Vanguard FTSE All-World: 0,6 Prozent unter Allzeithoch
Der Vanguard FTSE All-World ETF notiert knapp unter seinem Rekordhoch. Technologiewerte treiben die Rally, während die Marktbreite erste Schwächen zeigt.

- Fonds nur 0,6 Prozent unter Rekordhoch
- Technologiebranche treibt Kursentwicklung an
- RSI signalisiert bullische, nicht überhitzte Lage
- Widerstand bei 170,24 Euro im Fokus
Ein Rekordhoch in Griffweite, eine Technologiebranche als Motor, aber auch erste Risse in der breiten Marktstimmung. Der Vanguard FTSE All-World UCITS ETF startet in die neue Woche knapp unter seinem Allzeithoch — und die Frage ist, ob die KI-getriebene Rally noch einmal reicht.
Am Freitag schloss der Fonds bei 169,30 Euro. Das liegt nur 0,6 Prozent unter der Bestmarke von 170,24 Euro, die er erst am 13. August aufgestellt hatte. Seit Jahresbeginn steht ein Plus von 16 Prozent zu Buche, auf Zwölfmonatssicht sogar 24 Prozent.
Technologie treibt die Rally
Der Fonds bildet den FTSE All-World Index nach und bündelt mehr als 3.400 Unternehmen aus Industrie- und Schwellenländern. Aktuell liegt die Technologiegewichtung im Index bei rund 34,1 Prozent — deutlich höher als in den Vorjahren. Große US-Technologiekonzerne dominieren damit den Index stärker als je zuvor.

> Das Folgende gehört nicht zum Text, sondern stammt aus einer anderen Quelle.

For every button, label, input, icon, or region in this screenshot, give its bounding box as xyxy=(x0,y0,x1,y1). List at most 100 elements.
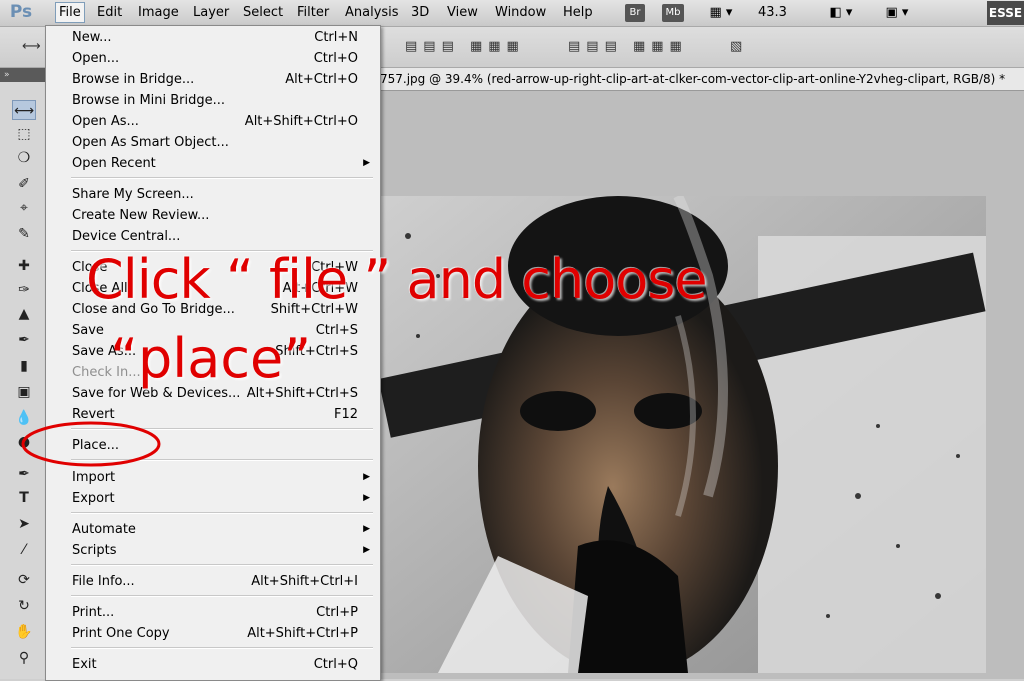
menu-item-device-central[interactable]: Device Central... xyxy=(72,226,374,247)
distribute-icons[interactable]: ▤▤▤ ▦▦▦ xyxy=(568,37,688,57)
menu-item-label: Exit xyxy=(72,657,97,672)
menu-filter[interactable]: Filter xyxy=(294,3,332,22)
menu-analysis[interactable]: Analysis xyxy=(342,3,402,22)
menu-item-label: Create New Review... xyxy=(72,208,210,223)
3d-rotate-tool-icon[interactable]: ⟳ xyxy=(12,570,36,590)
submenu-arrow-icon: ▶ xyxy=(363,158,370,168)
menu-item-browse-in-bridge[interactable]: Browse in Bridge... Alt+Ctrl+O xyxy=(72,69,374,90)
workspace-switcher[interactable]: ESSE xyxy=(987,1,1024,25)
menu-view[interactable]: View xyxy=(444,3,481,22)
menu-item-label: Share My Screen... xyxy=(72,187,194,202)
menu-item-exit[interactable]: Exit Ctrl+Q xyxy=(72,654,374,675)
zoom-tool-icon[interactable]: ⚲ xyxy=(12,648,36,668)
hand-tool-icon[interactable]: ✋ xyxy=(12,622,36,642)
menu-help[interactable]: Help xyxy=(560,3,596,22)
menu-item-label: Open As Smart Object... xyxy=(72,135,229,150)
menu-item-label: Browse in Bridge... xyxy=(72,72,195,87)
menu-3d[interactable]: 3D xyxy=(408,3,432,22)
menu-item-label: Automate xyxy=(72,522,136,537)
healing-brush-tool-icon[interactable]: ✚ xyxy=(12,256,36,276)
history-brush-tool-icon[interactable]: ✒ xyxy=(12,330,36,350)
marquee-tool-icon[interactable]: ⬚ xyxy=(12,124,36,144)
menu-item-share-my-screen[interactable]: Share My Screen... xyxy=(72,184,374,205)
menu-item-label: Print... xyxy=(72,605,115,620)
menu-item-label: Save xyxy=(72,323,104,338)
move-tool-preset-icon[interactable]: ⟷ xyxy=(22,37,41,57)
crop-tool-icon[interactable]: ⌖ xyxy=(12,198,36,218)
menu-separator xyxy=(71,177,373,179)
menu-item-label: Open Recent xyxy=(72,156,156,171)
arrange-documents-icon[interactable]: ◧ ▾ xyxy=(824,3,858,23)
submenu-arrow-icon: ▶ xyxy=(363,472,370,482)
menu-bar: Ps File Edit Image Layer Select Filter A… xyxy=(0,0,1024,27)
menu-item-print[interactable]: Print... Ctrl+P xyxy=(72,602,374,623)
menu-item-shortcut: F12 xyxy=(333,407,358,422)
menu-window[interactable]: Window xyxy=(492,3,549,22)
bridge-button[interactable]: Br xyxy=(625,4,645,22)
menu-item-label: Device Central... xyxy=(72,229,181,244)
menu-item-create-new-review[interactable]: Create New Review... xyxy=(72,205,374,226)
photoshop-logo: Ps xyxy=(9,2,33,22)
menu-item-open-recent[interactable]: Open Recent ▶ xyxy=(72,153,374,174)
eraser-tool-icon[interactable]: ▮ xyxy=(12,356,36,376)
menu-item-open[interactable]: Open... Ctrl+O xyxy=(72,48,374,69)
menu-item-label: Scripts xyxy=(72,543,117,558)
menu-separator xyxy=(71,564,373,566)
zoom-level[interactable]: 43.3 xyxy=(758,3,787,23)
shape-tool-icon[interactable]: ⁄ xyxy=(12,540,36,560)
menu-item-shortcut: Ctrl+P xyxy=(316,605,358,620)
annotation-instruction-text-2: “place” xyxy=(110,327,312,390)
menu-item-shortcut: Alt+Shift+Ctrl+I xyxy=(251,574,358,589)
3d-orbit-tool-icon[interactable]: ↻ xyxy=(12,596,36,616)
menu-item-open-as-smart-object[interactable]: Open As Smart Object... xyxy=(72,132,374,153)
menu-item-scripts[interactable]: Scripts ▶ xyxy=(72,540,374,561)
menu-item-shortcut: Alt+Shift+Ctrl+P xyxy=(247,626,358,641)
align-icons[interactable]: ▤▤▤ ▦▦▦ xyxy=(405,37,525,57)
brush-tool-icon[interactable]: ✑ xyxy=(12,280,36,300)
menu-item-label: Open... xyxy=(72,51,120,66)
menu-layer[interactable]: Layer xyxy=(190,3,232,22)
view-extras-icon[interactable]: ▦ ▾ xyxy=(704,3,738,23)
submenu-arrow-icon: ▶ xyxy=(363,545,370,555)
clone-stamp-tool-icon[interactable]: ▲ xyxy=(12,304,36,324)
menu-item-shortcut: Ctrl+O xyxy=(313,51,358,66)
eyedropper-tool-icon[interactable]: ✎ xyxy=(12,224,36,244)
menu-item-export[interactable]: Export ▶ xyxy=(72,488,374,509)
menu-item-label: Print One Copy xyxy=(72,626,170,641)
auto-align-icon[interactable]: ▧ xyxy=(730,37,742,57)
move-tool-icon[interactable]: ⟷ xyxy=(12,100,36,120)
menu-separator xyxy=(71,595,373,597)
menu-image[interactable]: Image xyxy=(135,3,182,22)
annotation-circle-highlight xyxy=(21,421,161,467)
menu-item-automate[interactable]: Automate ▶ xyxy=(72,519,374,540)
menu-item-file-info[interactable]: File Info... Alt+Shift+Ctrl+I xyxy=(72,571,374,592)
menu-select[interactable]: Select xyxy=(240,3,286,22)
menu-item-browse-in-mini-bridge[interactable]: Browse in Mini Bridge... xyxy=(72,90,374,111)
menu-item-label: Open As... xyxy=(72,114,139,129)
menu-edit[interactable]: Edit xyxy=(94,3,125,22)
document-tab[interactable]: 757.jpg @ 39.4% (red-arrow-up-right-clip… xyxy=(380,68,1024,91)
menu-file[interactable]: File xyxy=(55,2,85,23)
submenu-arrow-icon: ▶ xyxy=(363,493,370,503)
tools-panel-header[interactable]: » xyxy=(0,68,46,82)
menu-item-label: Export xyxy=(72,491,115,506)
lasso-tool-icon[interactable]: ❍ xyxy=(12,148,36,168)
gradient-tool-icon[interactable]: ▣ xyxy=(12,382,36,402)
menu-item-open-as[interactable]: Open As... Alt+Shift+Ctrl+O xyxy=(72,111,374,132)
menu-separator xyxy=(71,647,373,649)
path-selection-tool-icon[interactable]: ➤ xyxy=(12,514,36,534)
screen-mode-icon[interactable]: ▣ ▾ xyxy=(880,3,914,23)
menu-item-shortcut: Ctrl+S xyxy=(315,323,358,338)
quick-select-tool-icon[interactable]: ✐ xyxy=(12,174,36,194)
type-tool-icon[interactable]: T xyxy=(12,488,36,508)
mini-bridge-button[interactable]: Mb xyxy=(662,4,684,22)
menu-item-label: Browse in Mini Bridge... xyxy=(72,93,226,108)
menu-item-shortcut: Alt+Shift+Ctrl+O xyxy=(244,114,358,129)
menu-item-shortcut: Ctrl+Q xyxy=(313,657,358,672)
submenu-arrow-icon: ▶ xyxy=(363,524,370,534)
menu-item-label: File Info... xyxy=(72,574,135,589)
menu-item-print-one-copy[interactable]: Print One Copy Alt+Shift+Ctrl+P xyxy=(72,623,374,644)
menu-item-import[interactable]: Import ▶ xyxy=(72,467,374,488)
menu-item-new[interactable]: New... Ctrl+N xyxy=(72,27,374,48)
menu-separator xyxy=(71,512,373,514)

Analysten der HSBC sehen darin den zentralen Treiber der diesjährigen Performance. Trotz Zollstreitigkeiten und Handelskonflikten, die für Schwankungen an den globalen Aktienmärkten sorgten, bleibt der US-Aktienmarkt laut den Experten der wichtigste Renditelieferant. Anhaltende Investitionen in künstliche Intelligenz stützten den Fonds selbst dann, wenn geopolitische Spannungen im Nahen Osten oder in der Ukraine kurzzeitig belasteten.
Gemischte Konjunktursignale
Die vergangene Woche brachte auch makroökonomische Nachrichten. Am 14. August bestätigten Daten, dass die britische Wirtschaft im zweiten Quartal 2026 um 0,4 Prozent wuchs. Analysten werteten das als robust — Unternehmen scheinen steigende Energiepreise gut zu verkraften.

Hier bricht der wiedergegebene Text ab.